Let $P$ $\equiv$ $H_1H_2$ $\cap$ $AB$; $D$, $E$, $F$ be midpoint of $BC$, $CA$, $AB$, resepectively We have: $P_{T_1 / (ABC)}$ = $T_1A^2$ = $\overline{T_1E}$ . $\overline{T_1F}$ = $P_{T_1 / NPC}$, $P_{T_2 / (ABC)}$ = $T_1B^2$ = $\overline{T_1D}$ . $\overline{T_1E}$ = $P_{T_2 / NPC}$, $P_{P / (ABC)}$ = $\overline{PA}$ . $\overline{PB}$ = $\overline{PH_1}$ . $\overline{PH_2}$ = $P_{P / NPC}$ So: $T_1$, $T_2$, $P$ lie on radical axis of ($ABC$) and NPC of $\triangle$ $ABC$ or $AB$, $H_1H_2$, $T_1T_2$ concurrent at $P$

Really Nice Problem! Vrangr wrote: Let $AH_1$ and $BH_2$ be the altitudes of triangle $ABC$. Let the tangent to the circumcircle of $ABC$ at $A$ meet $BC$ at point $S_1$, and the tangent at $B$ meet $AC$ at point $S_2$. Let $T_1$ and $T_2$ be the midpoints of $AS_1$ and $BS_2$ respectively. Prove that $T_1T_2$, $AB$ and $H_1H_2$ concur.
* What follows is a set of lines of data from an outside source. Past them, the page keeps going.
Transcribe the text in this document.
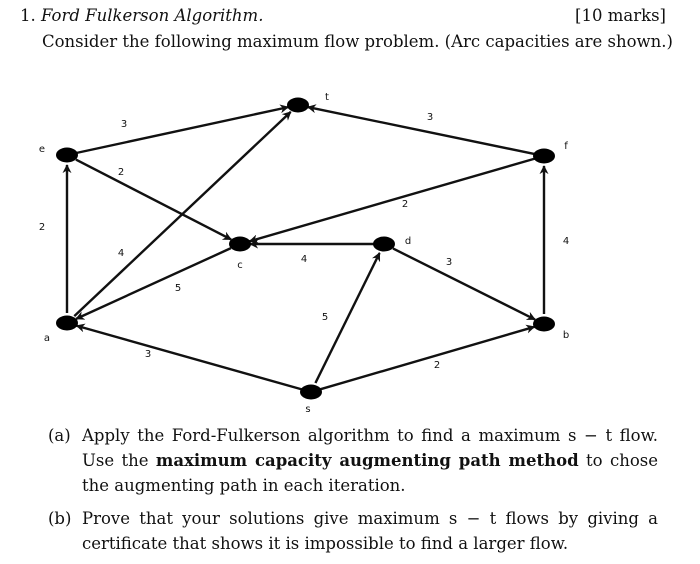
1. Ford Fulkerson Algorithm.	[10 marks]
Consider the following maximum flow problem. (Arc capacities are shown.)
3
3
2
2
4
2
4
5
3
4
5
3
2
t
e	f
c
d
a	b
s
(a) Apply the Ford-Fulkerson algorithm to find a maximum s − t flow. Use the maximum capacity augmenting path method to chose the augmenting path in each iteration.
(b) Prove that your solutions give maximum s − t flows by giving a certificate that shows it is impossible to find a larger flow.
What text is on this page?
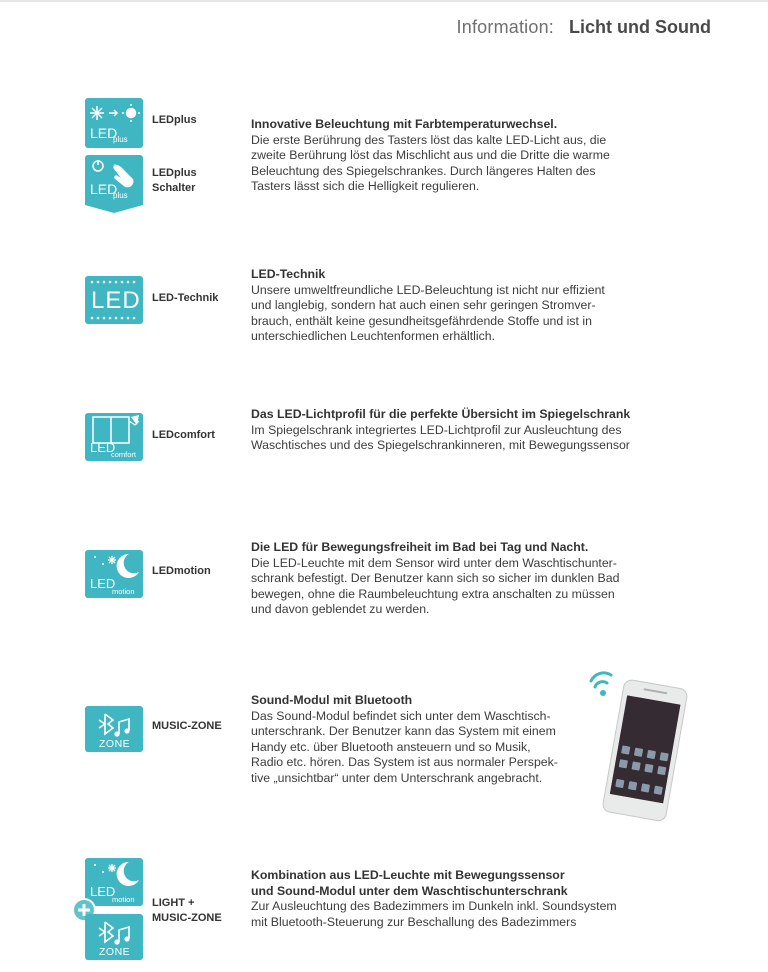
Information: Licht und Sound
LED
plus
LEDplus
LED
plus
LEDplus
Schalter
Innovative Beleuchtung mit Farbtemperaturwechsel.
Die erste Berührung des Tasters löst das kalte LED-Licht aus, die
zweite Berührung löst das Mischlicht aus und die Dritte die warme
Beleuchtung des Spiegelschrankes. Durch längeres Halten des
Tasters lässt sich die Helligkeit regulieren.
LED LED-Technik
LED-Technik
Unsere umweltfreundliche LED-Beleuchtung ist nicht nur effizient
und langlebig, sondern hat auch einen sehr geringen Stromver-
brauch, enthält keine gesundheitsgefährdende Stoffe und ist in
unterschiedlichen Leuchtenformen erhältlich.
LED
comfort
LEDcomfort
Das LED-Lichtprofil für die perfekte Übersicht im Spiegelschrank
Im Spiegelschrank integriertes LED-Lichtprofil zur Ausleuchtung des
Waschtisches und des Spiegelschrankinneren, mit Bewegungssensor
LED
motion
LEDmotion
Die LED für Bewegungsfreiheit im Bad bei Tag und Nacht.
Die LED-Leuchte mit dem Sensor wird unter dem Waschtischunter-
schrank befestigt. Der Benutzer kann sich so sicher im dunklen Bad
bewegen, ohne die Raumbeleuchtung extra anschalten zu müssen
und davon geblendet zu werden.
ZONE
MUSIC-ZONE
Sound-Modul mit Bluetooth
Das Sound-Modul befindet sich unter dem Waschtisch-
unterschrank. Der Benutzer kann das System mit einem
Handy etc. über Bluetooth ansteuern und so Musik,
Radio etc. hören. Das System ist aus normaler Perspek-
tive „unsichtbar“ unter dem Unterschrank angebracht.
LED
motion
ZONE
LIGHT +
MUSIC-ZONE
Kombination aus LED-Leuchte mit Bewegungssensor
und Sound-Modul unter dem Waschtischunterschrank
Zur Ausleuchtung des Badezimmers im Dunkeln inkl. Soundsystem
mit Bluetooth-Steuerung zur Beschallung des Badezimmers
Solution:- Notations:- Let $P,Q$ be the $A,B$ Expoint of $\triangle ABC$ respectively, $H_3$ is the foot of altitude from $C$ onto $AB$ and $H$ is the orthocenter of $\triangle ABC$. Claim :-$\overline {Q-T_2-T_1-P}$ Let $QP\cap AS_1=R$. So it suffices to prove that $R\equiv T_1$. For this notice that $H_2H_3\|AS_1$. So, $$-1=(A,C;H_2,Q)\overset{P}{=}(A,S_1;\infty_{H_3H_2},R)\implies\boxed{R\equiv T_1}$$Similarly you get $\overline {P-T_2-Q}$. Hence, $\overline {P-T_1-T_2-Q}$. Let $K$ be the $C-\text{expoint}$ of $\triangle ABC$, So, $\overline{P-Q-K}$ as $\triangle ABC$ and $\triangle H_1H_2H_3$ are perspective, hence by Desargues Theorem we are done. So, $T_1T_2\cap AB\equiv K$ which is the $C-\text{expoint}$ of $\triangle ABC$ so $\overline{H_1-H_2-K}$. Hence, $T_1T_2,AB,H_1H_2$ are concurrent at the $C-\text{expoint}$ of $\triangle ABC$. $\blacksquare$.